Sedang bagi pedagang yang tidak mau membayar sewa, katanya, listrik counter pedagang akan dimatikan oleh PT DPI. Ida melanjutkan, belum lagi ada pengalihan fungsi yang tidak sesuai perjanjian.
"Seperti musala diubah dijadikan kios, kemudian lahan parkir seharusnya disetorkan 35 persen pendapatan keoada Pemko tapi PT DPI mengubah menjadi kios. Dan pendapatan tersebut masuk ke kantong PT DPI bukan kepada PAD Pekanbaru," ujarnya.
"Tanggal 16 Mei masa kontrak PT DPI sudah habis dengan Pemko tapi sampai saat ini proses serah terima aset belum dilakukan, namun tender sudah dilakukan Pemko Pekanbaru. Dalam persyaratan tender, mewajibkan bahwa perusahaan yang bisa memenangkan tender mengacu ke Permendagri 19 tahun 2017 adalah perusahaan yang punya pengalaman. Tapi faktanya PT AAS baru berdiri di tanggal 11 Desember 2021, dan dalam saat proses tender PT AAS masih berumur 3 bulan," imbuh Ida.
Sebab itu, kata Ida, pihaknya memfasilitasi dan menindaklanjuti ke komisi terkait sesuai Tatib DPRD Pekanbaru. Namun, lanjutnya, pengacara PT DPI dan ketua Komisi II tidak menerima penjelasan dan kehadiran pihaknya.

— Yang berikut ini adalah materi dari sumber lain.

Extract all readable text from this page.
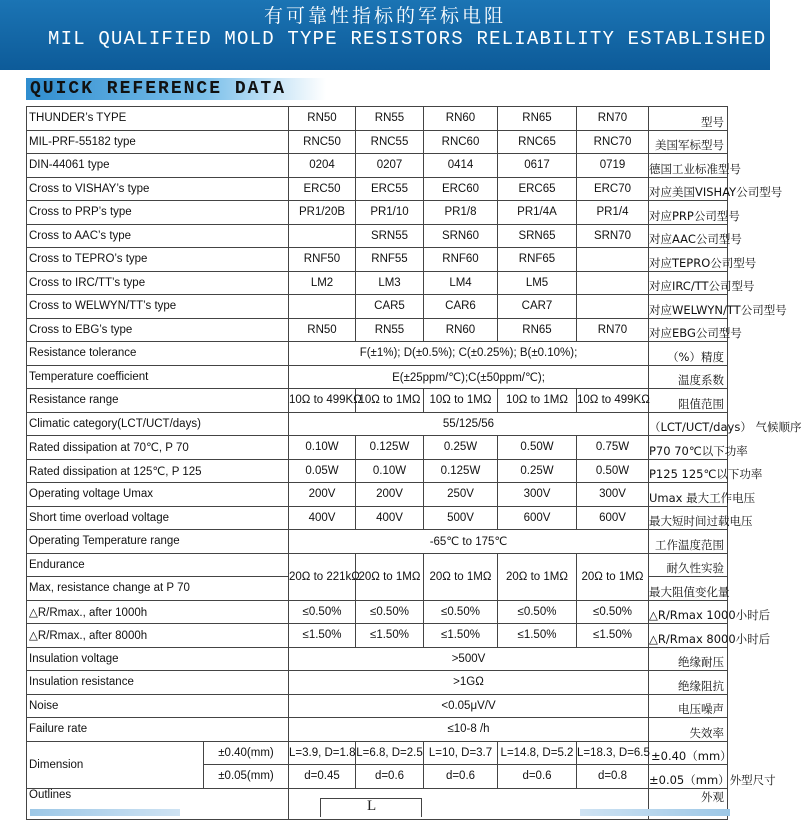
有可靠性指标的军标电阻
MIL QUALIFIED MOLD TYPE RESISTORS RELIABILITY ESTABLISHED
QUICK REFERENCE DATA
THUNDER’s TYPE		RN50	RN55	RN60	RN65	RN70	型号
MIL-PRF-55182 type		RNC50	RNC55	RNC60	RNC65	RNC70	美国军标型号
DIN-44061 type		0204	0207	0414	0617	0719	德国工业标准型号
Cross to VISHAY’s type		ERC50	ERC55	ERC60	ERC65	ERC70	对应美国VISHAY公司型号
Cross to PRP’s type		PR1/20B	PR1/10	PR1/8	PR1/4A	PR1/4	对应PRP公司型号
Cross to AAC’s type			SRN55	SRN60	SRN65	SRN70	对应AAC公司型号
Cross to TEPRO’s type		RNF50	RNF55	RNF60	RNF65		对应TEPRO公司型号
Cross to IRC/TT’s type		LM2	LM3	LM4	LM5		对应IRC/TT公司型号
Cross to WELWYN/TT’s type			CAR5	CAR6	CAR7		对应WELWYN/TT公司型号
Cross to EBG’s type		RN50	RN55	RN60	RN65	RN70	对应EBG公司型号
Resistance tolerance		F(±1%); D(±0.5%); C(±0.25%); B(±0.10%);					（%）精度
Temperature coefficient		E(±25ppm/℃);C(±50ppm/℃);					温度系数
Resistance range		10Ω to 499KΩ	10Ω to 1MΩ	10Ω to 1MΩ	10Ω to 1MΩ	10Ω to 499KΩ	阻值范围
Climatic category(LCT/UCT/days)		55/125/56					（LCT/UCT/days） 气候顺序
Rated dissipation at 70℃, P 70		0.10W	0.125W	0.25W	0.50W	0.75W	P70 70℃以下功率
Rated dissipation at 125℃, P 125		0.05W	0.10W	0.125W	0.25W	0.50W	P125 125℃以下功率
Operating voltage Umax		200V	200V	250V	300V	300V	Umax 最大工作电压
Short time overload voltage		400V	400V	500V	600V	600V	最大短时间过载电压
Operating Temperature range		-65℃ to 175℃					工作温度范围
Endurance		20Ω to 221kΩ	20Ω to 1MΩ	20Ω to 1MΩ	20Ω to 1MΩ	20Ω to 1MΩ	耐久性实验
Max, resistance change at P 70							最大阻值变化量
△R/Rmax., after 1000h		≤0.50%	≤0.50%	≤0.50%	≤0.50%	≤0.50%	△R/Rmax 1000小时后
△R/Rmax., after 8000h		≤1.50%	≤1.50%	≤1.50%	≤1.50%	≤1.50%	△R/Rmax 8000小时后
Insulation voltage		>500V					绝缘耐压
Insulation resistance		>1GΩ					绝缘阻抗
Noise		<0.05μV/V					电压噪声
Failure rate		≤10-8 /h					失效率
Dimension	±0.40(mm)	L=3.9, D=1.8	L=6.8, D=2.5	L=10, D=3.7	L=14.8, D=5.2	L=18.3, D=6.5	±0.40（mm）
	±0.05(mm)	d=0.45	d=0.6	d=0.6	d=0.6	d=0.8	±0.05（mm） 外型尺寸
Outlines							外观
L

"Lalu pengacara PT DPI melakukan perbuatan kasar dan berkata kotor yang merusak citra lembaga DPRD. Pengacara tersebut tidak termasuk dalam undangan rapat melainkan hanya mendampingi kliennya. Seharusnya tugas dia hanya menghubungi dan mendampingi klien bukan menentukan keputusan dan menghalangi proses," tutup Ida.